A part la zone d'Iroquois où un énorme barrage sert de régulateur de niveau suivant les saisons (1 à 2m de dénivelé entre l'amont et l'aval), peu d'endroits nous inspire. Le « Loyalist Park » et la digue de plus de 2 km en aval sera donc notre terrain de jeu pour quelques jours. Les grands fonds et le courant puissant devrait nous permettre de tirer notre épingle en cette période caniculaire. Effectivement, notre « record » canadien tombe cette après-midi avec une 13.5kg. De plus nous prenons une autre miroir encore plus longue que la première (9 kg pour 90 cm). Des herbiers roulant sur le fonds ne permettent que des poses de ligne d'à peine 10 minutes. Il faut régulièrement ramener les montages à la nage tellement ils sont lourds ! En partant nous amorçons 30 kg de graines, pour voir…

Vendredi 15/7

C'est à 6h30 que nous débutons la « récolte » du grain semé la veille. 20 départs pour 20 carpes dans la matinée, c'est un 100% ! En fin de matinée, un combat qui aurait dû être perdu x fois, dure près de 20mn. Des rushs de fou, la ligne s'accroche dans les rochers, les herbiers, le poisson ne veut pas rentrer dans l'épuisette. A vu dans l'eau cristalline, j'estime le poisson à 15 kg et plus d'un mètre. Enfin je décide de rentrer dans l'eau pour m'approcher de la belle car notre manche d'épuisette ne fait plus qu'un mètre depuis sa casse ; et puis il est temps d'écourter la lutte pour tout le monde : Nicola qui commence à prendre des crampes, le poisson qui aura du mal à s'en remettre (car beaucoup vont au bout de leurs forces et ont des difficultés à repartir si les combats durent) et enfin moi qui frise la crise cardiaque à chaque instant. Enfin au sec sur l'épaisse pelouse du parc, la magnifique commune a le ventre creux et ne pèse que 13.8kg pour 98 cm… Déçu pendant quelques seçondes, je revient vite à la réalité et mesure à quel point nous avons la chance de pouvoir pêcher ici des poissons aussi splendides que combatifs. Ce n'est pas la meilleure période pour capturer un spécimen, l'année est exceptionnellement chaude et nous n'avons pas à rougir de nos résultats par rapport à ce qu'il se fait en ce moment par nos amis anglais aux dires des gérants du « Canadian Carp Club ». Le but de notre voyage était de découvrir le St Laurent et ses carpes, de trouver les zones où se tiennent les gros poissons. C'est ce que nous sommes entrain de réaliser. Les enseignements en cours d'acquisition seront très utiles pour un prochain voyage…

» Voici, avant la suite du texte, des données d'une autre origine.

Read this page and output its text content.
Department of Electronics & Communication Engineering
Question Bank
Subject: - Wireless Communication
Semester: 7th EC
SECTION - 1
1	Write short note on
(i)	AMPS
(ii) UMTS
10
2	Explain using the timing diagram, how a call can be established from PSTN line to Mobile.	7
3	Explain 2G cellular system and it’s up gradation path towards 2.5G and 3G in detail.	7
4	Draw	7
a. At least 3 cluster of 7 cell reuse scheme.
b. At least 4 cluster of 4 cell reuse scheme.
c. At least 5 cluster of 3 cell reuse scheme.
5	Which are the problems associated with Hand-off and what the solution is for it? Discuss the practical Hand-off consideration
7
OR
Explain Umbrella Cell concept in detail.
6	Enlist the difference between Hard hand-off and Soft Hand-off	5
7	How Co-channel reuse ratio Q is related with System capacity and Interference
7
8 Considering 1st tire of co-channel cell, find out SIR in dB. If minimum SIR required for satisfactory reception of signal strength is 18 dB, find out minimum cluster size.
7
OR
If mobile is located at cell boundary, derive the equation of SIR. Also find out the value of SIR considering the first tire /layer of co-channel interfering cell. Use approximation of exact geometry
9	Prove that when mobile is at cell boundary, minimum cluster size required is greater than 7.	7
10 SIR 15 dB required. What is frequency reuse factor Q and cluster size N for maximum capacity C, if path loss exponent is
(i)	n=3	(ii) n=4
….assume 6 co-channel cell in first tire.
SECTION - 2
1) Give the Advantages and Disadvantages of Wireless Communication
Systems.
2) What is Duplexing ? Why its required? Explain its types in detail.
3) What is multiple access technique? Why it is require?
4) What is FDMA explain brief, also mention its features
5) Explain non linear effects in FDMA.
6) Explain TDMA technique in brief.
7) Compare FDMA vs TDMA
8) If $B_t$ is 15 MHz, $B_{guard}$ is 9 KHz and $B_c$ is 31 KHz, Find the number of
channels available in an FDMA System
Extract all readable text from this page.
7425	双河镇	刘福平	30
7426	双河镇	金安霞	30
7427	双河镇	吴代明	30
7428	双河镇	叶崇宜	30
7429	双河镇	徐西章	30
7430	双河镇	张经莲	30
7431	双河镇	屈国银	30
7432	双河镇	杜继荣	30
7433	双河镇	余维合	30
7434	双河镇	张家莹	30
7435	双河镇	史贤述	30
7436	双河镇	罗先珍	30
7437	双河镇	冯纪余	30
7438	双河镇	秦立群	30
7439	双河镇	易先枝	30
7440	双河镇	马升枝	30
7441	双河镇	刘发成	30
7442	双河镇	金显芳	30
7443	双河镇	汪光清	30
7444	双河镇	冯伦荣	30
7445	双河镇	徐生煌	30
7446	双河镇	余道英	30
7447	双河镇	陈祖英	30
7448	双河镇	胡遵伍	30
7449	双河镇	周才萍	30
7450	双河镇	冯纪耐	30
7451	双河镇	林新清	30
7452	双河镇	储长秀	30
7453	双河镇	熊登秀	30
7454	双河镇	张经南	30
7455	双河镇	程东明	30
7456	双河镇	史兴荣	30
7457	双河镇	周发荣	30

A 13 h le poste est impossible à pêcher. Désormais les herbiers dérivants rendent les lignes inopérantes en quelques seçondes. Nous supposons que le trafic fluvial ou plutôt maritime, car les super-tankers qui passent à moins de 200m ressemble plus à des buildings qu'à des bateaux, provoque le décrochage des herbes aquatiques qui ont colonisé le haut-fond au dessus de nous. Ainsi, ajouté à la chaleur, ces masses végétales se regroupent et errent au gré des mouvements d'eau perpétuels créé par le retour de courant dont nous bénéficions sur ce poste. Pour résumer, il faut trouver une autre solution pour pêcher les après-midi.

Nous tentons donc un poste en bout de digue 2 km en aval. Le courant et le fonds y sont beaucoup plus importants. Un sympathique canadien d'origine londonienne, carpiste de son état, nous rend visite. Il est très surpris de nous voir pêcher un tel poste. Il est vrai qu'il ne ressemble pas du tout aux postes fréquentés par les sujets de sa Majesté. Sincèrement et sans être péjoratif, tous les anglais que nous avons vu jusqu'à présent pêchent en spot à la boilie sur des postes calmes et peu profonds. D'ailleurs notre visiteur confirme qu'il opère généralement ainsi. Je ne pense pas que ce soit la meilleure solution sur le St Laurent. A chacun sa pêche ! Toujours est-il qu'après des essais difficiles, nous trouvons la solution pour aborder correctement ce nouveau poste vierge. Il faut se poster très en amont et lâcher un peu de bannière, puis amorcer évidemment bien au dessus. Nous capturons deux 9 kg en ½ heure.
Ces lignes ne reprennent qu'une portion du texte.